Quizás hay que educar al hombre, poniéndole en condiciones de enterarle de quién es. Sin que esto vaya a suponer que se preconiza un perfeccionamiento cultural y moral de puertas adentro, al margen del contexto social. No. No, porque precisamente, nada más después de habernos logrado en nuestra integridad de personas estaremos en disposición de servir a la Comunidad. Y no al contrario.

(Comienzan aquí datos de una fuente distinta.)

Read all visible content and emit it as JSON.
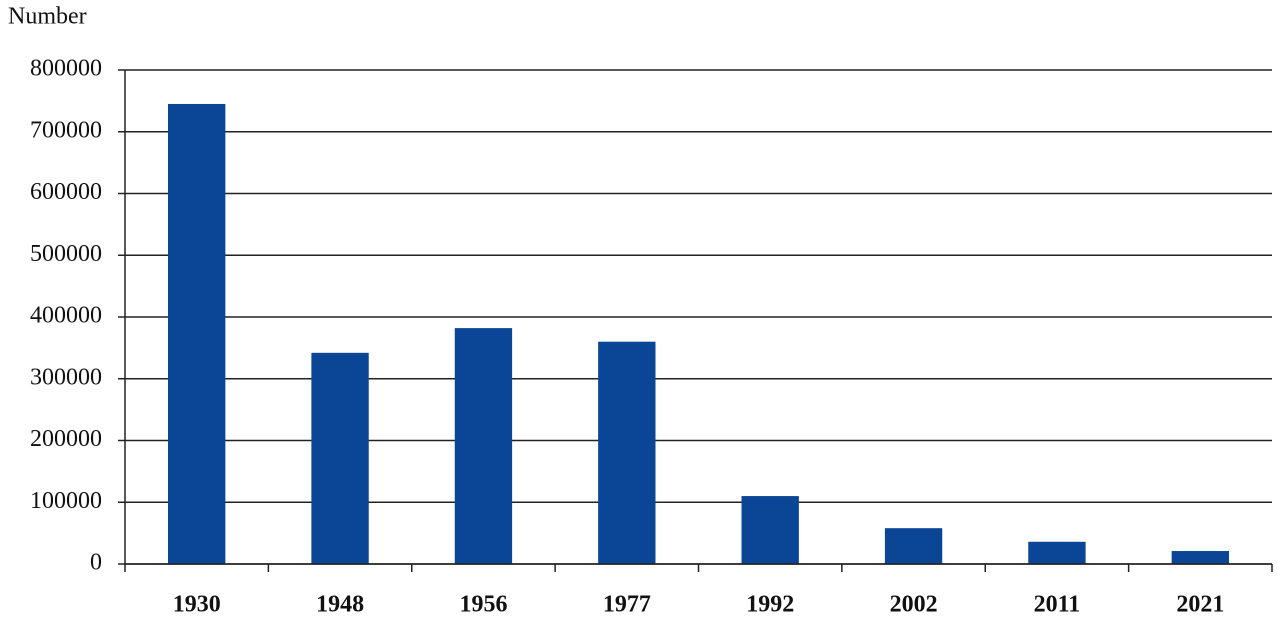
{
  "chart_data": {
    "type": "bar",
    "y_label": "Number",
    "categories": [
      "1930",
      "1948",
      "1956",
      "1977",
      "1992",
      "2002",
      "2011",
      "2021"
    ],
    "values": [
      745000,
      342000,
      382000,
      360000,
      110000,
      58000,
      36000,
      21000
    ],
    "color": "#0b4595",
    "ylim": [
      0,
      800000
    ],
    "yticks": [
      0,
      100000,
      200000,
      300000,
      400000,
      500000,
      600000,
      700000,
      800000
    ],
    "grid": true
  }
}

Pero es que, además, incluso al atender a la formación individual previa a la social, hemos de conceder prelaciones al espíritu sobre la función. No es una óptima salud biológica lograda en plenitud -pongo por ejemplo- lo más importante en el hombre. Cualquier función suya -incluso psicológica- es en cierto modo externa en la «auto-financiación» -diríamos- del yo. El yo de cada uno es anterior a su misma función de instruirse, y a la de reproducirse. Pero el «yo» --el núcleo espiritual- está como obnubilado. En algunos hombres va a cesar el «yo» -un yo que no se ejerce- como cesó por falta de ejercicio la glándula pineal.
Funcionamos y funcionamos, pero ¿vivimos? He ahí un punto de meditación para quienes introducen en el programa de reformas el capítulo de la reforma cultural.